The first show to emerge from Bill Simmons' partnership with HBO is After the Thrones, a weekly Game of Thrones recap show that's going to premiere on HBO Now alongside Thrones' sixth season later this month. It's not clear when After the Thrones will air on HBO proper — a HBO press release claims air dates will be announced "as they are confirmed" — but it'll debut on HBO Now and HBO Go on Monday, April 25th, one day after Game of Thrones returns on April 24th. Chris Ryan (executive editor of The Ringer, Simmons' forthcoming website) and former Grantland TV critic Andy Greenwald are set to host, and Simmons and Eric Wasserman are serving as co-executive producers.
After the Thrones is building on the success Ryan and Greenwald achieved with Watch the Thrones, the Game of Thrones-themed podcast they began recording while working for Grantland. (Greenwald confirmed in a tweet that the show would continue to exist in podcast form.) They also record a more general pop culture podcast, The Watch, for Simmons' Channel 33 podcast network.

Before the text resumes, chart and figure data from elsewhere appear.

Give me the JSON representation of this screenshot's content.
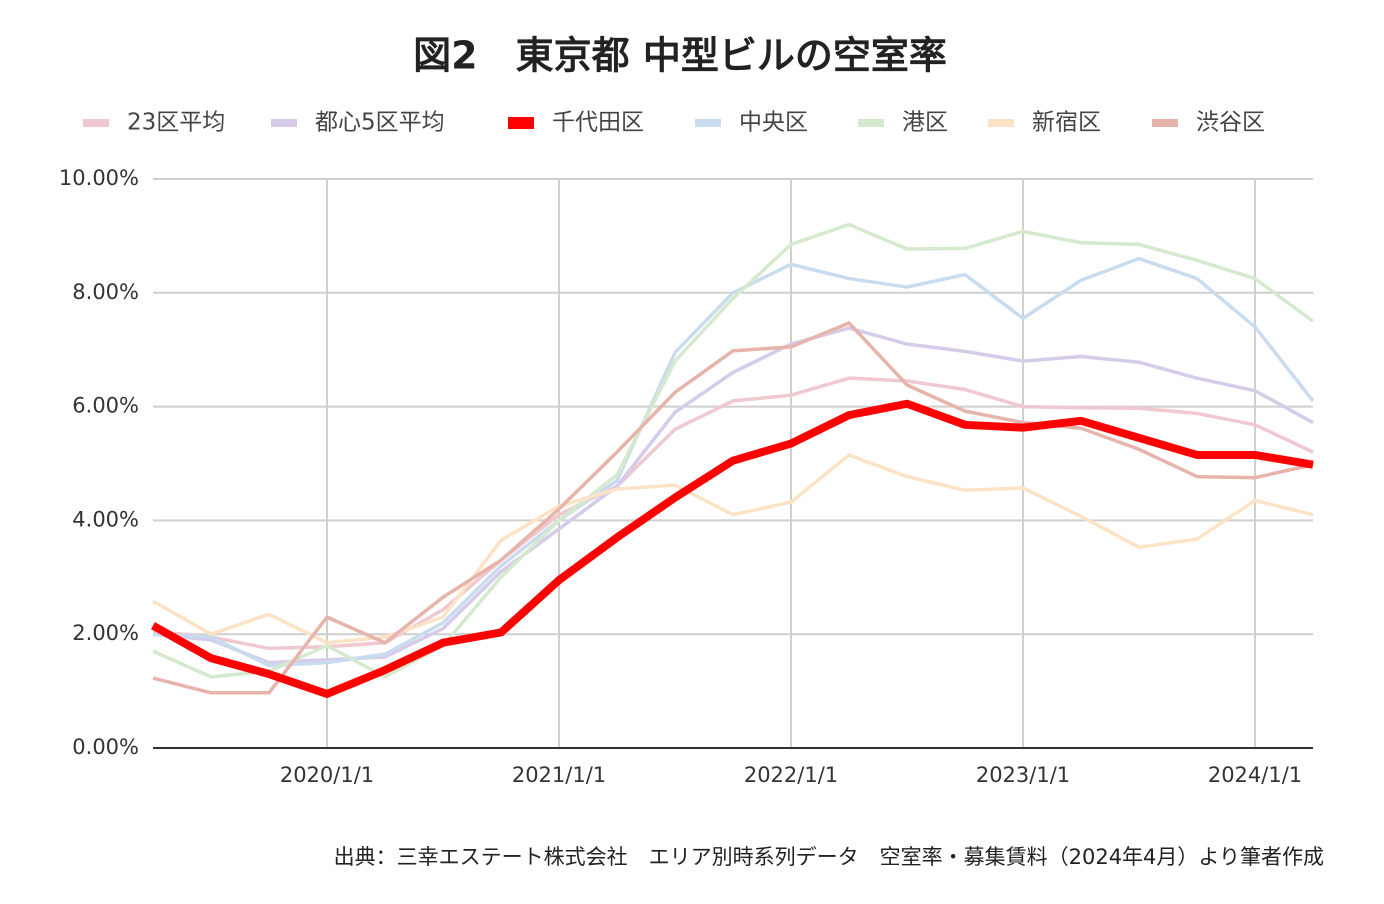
{
  "chart_data": {
    "type": "line",
    "title": "図2　東京都 中型ビルの空室率",
    "source": "出典：三幸エステート株式会社　エリア別時系列データ　空室率・募集賃料（2024年4月）より筆者作成",
    "x": [
      2019.25,
      2019.5,
      2019.75,
      2020,
      2020.25,
      2020.5,
      2020.75,
      2021,
      2021.25,
      2021.5,
      2021.75,
      2022,
      2022.25,
      2022.5,
      2022.75,
      2023,
      2023.25,
      2023.5,
      2023.75,
      2024,
      2024.25
    ],
    "xlim": [
      2019.25,
      2024.25
    ],
    "xticks": [
      {
        "value": 2020,
        "label": "2020/1/1"
      },
      {
        "value": 2021,
        "label": "2021/1/1"
      },
      {
        "value": 2022,
        "label": "2022/1/1"
      },
      {
        "value": 2023,
        "label": "2023/1/1"
      },
      {
        "value": 2024,
        "label": "2024/1/1"
      }
    ],
    "ylim": [
      0,
      10
    ],
    "yticks": [
      {
        "value": 0,
        "label": "0.00%"
      },
      {
        "value": 2,
        "label": "2.00%"
      },
      {
        "value": 4,
        "label": "4.00%"
      },
      {
        "value": 6,
        "label": "6.00%"
      },
      {
        "value": 8,
        "label": "8.00%"
      },
      {
        "value": 10,
        "label": "10.00%"
      }
    ],
    "grid": true,
    "legend": "top",
    "series": [
      {
        "name": "23区平均",
        "color": "#efc8d0",
        "values": [
          2.05,
          1.95,
          1.75,
          1.78,
          1.85,
          2.43,
          3.3,
          4.1,
          4.6,
          5.6,
          6.1,
          6.2,
          6.5,
          6.45,
          6.3,
          6.0,
          5.98,
          5.97,
          5.88,
          5.68,
          5.2
        ]
      },
      {
        "name": "都心5区平均",
        "color": "#d6cbe8",
        "values": [
          2.0,
          1.9,
          1.5,
          1.55,
          1.6,
          2.1,
          3.1,
          3.85,
          4.6,
          5.9,
          6.6,
          7.1,
          7.38,
          7.1,
          6.97,
          6.8,
          6.88,
          6.78,
          6.5,
          6.28,
          5.72
        ]
      },
      {
        "name": "千代田区",
        "color": "#ff0000",
        "values": [
          2.15,
          1.58,
          1.3,
          0.95,
          1.37,
          1.85,
          2.03,
          2.95,
          3.7,
          4.4,
          5.05,
          5.35,
          5.85,
          6.05,
          5.68,
          5.63,
          5.75,
          5.45,
          5.15,
          5.15,
          4.98
        ]
      },
      {
        "name": "中央区",
        "color": "#c9dcef",
        "values": [
          2.0,
          1.95,
          1.45,
          1.5,
          1.65,
          2.2,
          3.2,
          4.0,
          4.7,
          6.95,
          8.0,
          8.5,
          8.25,
          8.1,
          8.32,
          7.55,
          8.22,
          8.6,
          8.25,
          7.4,
          6.1
        ]
      },
      {
        "name": "港区",
        "color": "#d5e9cf",
        "values": [
          1.7,
          1.25,
          1.35,
          1.8,
          1.25,
          1.8,
          3.0,
          4.0,
          4.8,
          6.8,
          7.9,
          8.85,
          9.2,
          8.77,
          8.78,
          9.08,
          8.88,
          8.85,
          8.57,
          8.25,
          7.5
        ]
      },
      {
        "name": "新宿区",
        "color": "#fde3c5",
        "values": [
          2.58,
          2.0,
          2.35,
          1.85,
          1.95,
          2.3,
          3.65,
          4.25,
          4.55,
          4.62,
          4.1,
          4.32,
          5.15,
          4.77,
          4.53,
          4.57,
          4.07,
          3.53,
          3.67,
          4.35,
          4.1
        ]
      },
      {
        "name": "渋谷区",
        "color": "#e6b4aa",
        "values": [
          1.23,
          0.97,
          0.97,
          2.3,
          1.85,
          2.65,
          3.3,
          4.2,
          5.2,
          6.25,
          6.98,
          7.05,
          7.47,
          6.38,
          5.92,
          5.72,
          5.62,
          5.25,
          4.77,
          4.75,
          4.98
        ]
      }
    ]
  }
}
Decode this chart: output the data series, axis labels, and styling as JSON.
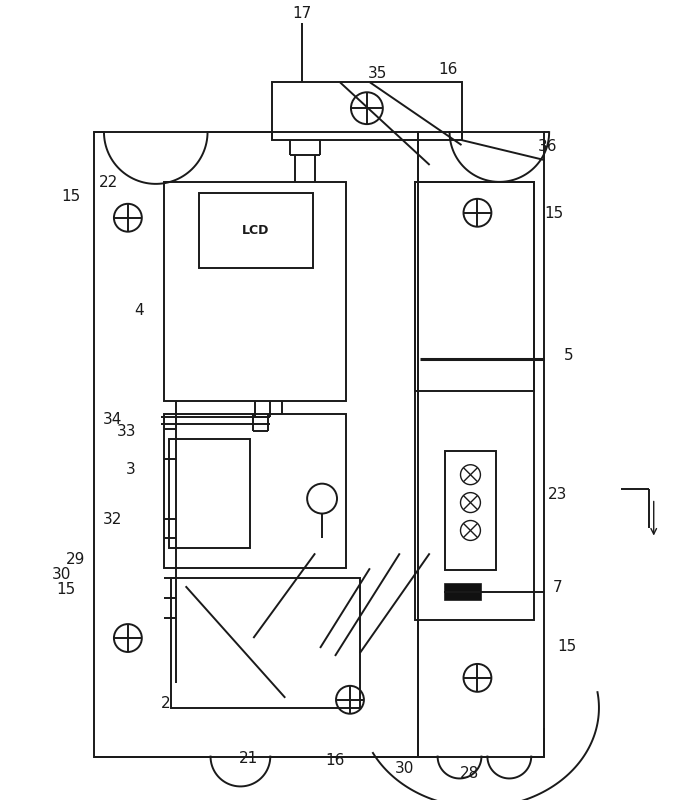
{
  "bg_color": "#ffffff",
  "line_color": "#1a1a1a",
  "lw_main": 1.4,
  "lw_thin": 1.0,
  "lw_thick": 2.2,
  "fig_width": 6.83,
  "fig_height": 8.03
}
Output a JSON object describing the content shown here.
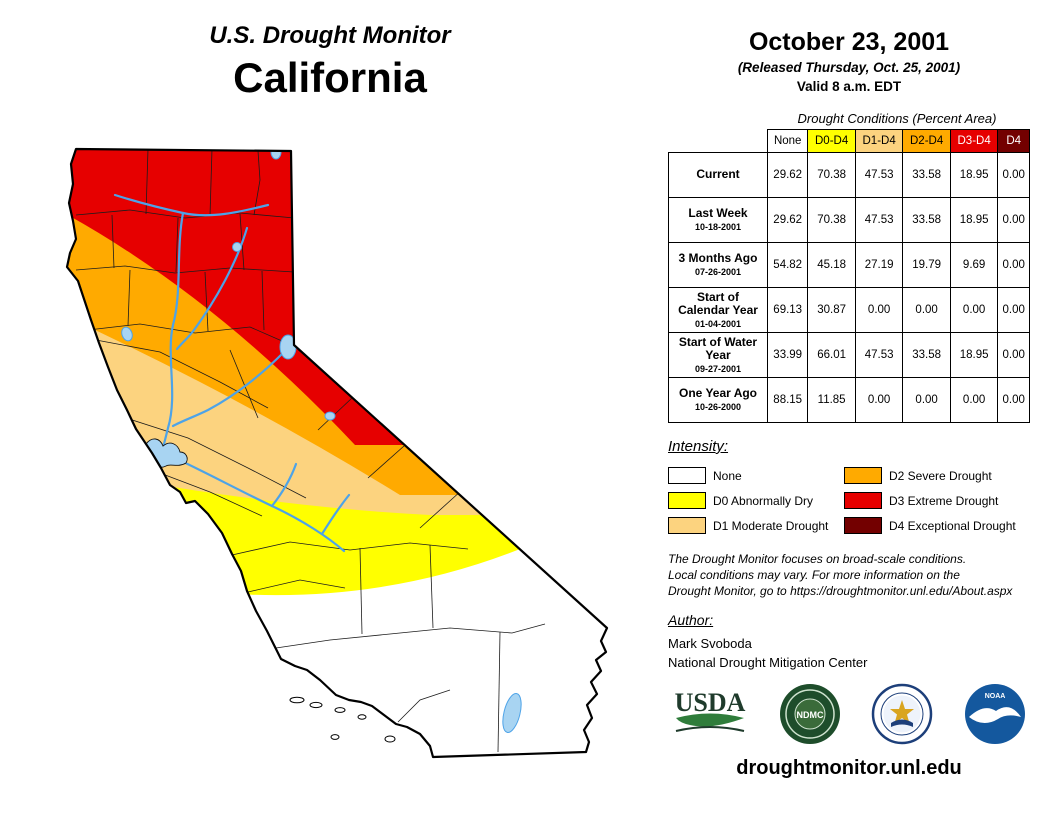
{
  "header": {
    "monitor_title": "U.S. Drought Monitor",
    "state_name": "California",
    "date": "October 23, 2001",
    "released": "(Released Thursday, Oct. 25, 2001)",
    "valid": "Valid 8 a.m. EDT"
  },
  "table": {
    "caption": "Drought Conditions (Percent Area)",
    "columns": [
      "None",
      "D0-D4",
      "D1-D4",
      "D2-D4",
      "D3-D4",
      "D4"
    ],
    "column_colors": [
      "#FFFFFF",
      "#FFFF00",
      "#FCD37F",
      "#FFAA00",
      "#E60000",
      "#730000"
    ],
    "column_text_colors": [
      "#000000",
      "#000000",
      "#000000",
      "#000000",
      "#FFFFFF",
      "#FFFFFF"
    ],
    "rows": [
      {
        "label": "Current",
        "date": "",
        "values": [
          "29.62",
          "70.38",
          "47.53",
          "33.58",
          "18.95",
          "0.00"
        ]
      },
      {
        "label": "Last Week",
        "date": "10-18-2001",
        "values": [
          "29.62",
          "70.38",
          "47.53",
          "33.58",
          "18.95",
          "0.00"
        ]
      },
      {
        "label": "3 Months Ago",
        "date": "07-26-2001",
        "values": [
          "54.82",
          "45.18",
          "27.19",
          "19.79",
          "9.69",
          "0.00"
        ]
      },
      {
        "label": "Start of Calendar Year",
        "date": "01-04-2001",
        "values": [
          "69.13",
          "30.87",
          "0.00",
          "0.00",
          "0.00",
          "0.00"
        ]
      },
      {
        "label": "Start of Water Year",
        "date": "09-27-2001",
        "values": [
          "33.99",
          "66.01",
          "47.53",
          "33.58",
          "18.95",
          "0.00"
        ]
      },
      {
        "label": "One Year Ago",
        "date": "10-26-2000",
        "values": [
          "88.15",
          "11.85",
          "0.00",
          "0.00",
          "0.00",
          "0.00"
        ]
      }
    ]
  },
  "legend": {
    "title": "Intensity:",
    "items": [
      {
        "label": "None",
        "color": "#FFFFFF"
      },
      {
        "label": "D0 Abnormally Dry",
        "color": "#FFFF00"
      },
      {
        "label": "D1 Moderate Drought",
        "color": "#FCD37F"
      },
      {
        "label": "D2 Severe Drought",
        "color": "#FFAA00"
      },
      {
        "label": "D3 Extreme Drought",
        "color": "#E60000"
      },
      {
        "label": "D4 Exceptional Drought",
        "color": "#730000"
      }
    ]
  },
  "disclaimer": {
    "lines": [
      "The Drought Monitor focuses on broad-scale conditions.",
      "Local conditions may vary. For more information on the",
      "Drought Monitor, go to https://droughtmonitor.unl.edu/About.aspx"
    ]
  },
  "author": {
    "title": "Author:",
    "name": "Mark Svoboda",
    "org": "National Drought Mitigation Center"
  },
  "logos": [
    {
      "name": "usda-logo",
      "label": "USDA"
    },
    {
      "name": "ndmc-logo",
      "label": "NDMC"
    },
    {
      "name": "doc-seal-logo",
      "label": ""
    },
    {
      "name": "noaa-logo",
      "label": "NOAA"
    }
  ],
  "footer": {
    "url": "droughtmonitor.unl.edu"
  },
  "map": {
    "colors": {
      "none": "#FFFFFF",
      "d0": "#FFFF00",
      "d1": "#FCD37F",
      "d2": "#FFAA00",
      "d3": "#E60000",
      "d4": "#730000",
      "water": "#4DA3E8",
      "lake_fill": "#A8D4F2"
    }
  }
}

Simmons is still working on his own HBO show
Given the number of ventures he's bringing forward — a website, a podcast network, consultation with HBO Sports, spinoffs like After the Thrones — it's easy to forget that the centerpiece of Simmons' deal with HBO is a show of his own, which is still being developed. (It's supposed to premiere sometime this year.) When Simmons' partnership with the network was announced, it was described as a "multi-year, multi-platform agreement." After the Thrones feels like a partial realization of that description: it's a TV show-podcast hybrid that's living somewhere outside of HBO the TV channel, and it's mostly devoid of Simmons' name and face.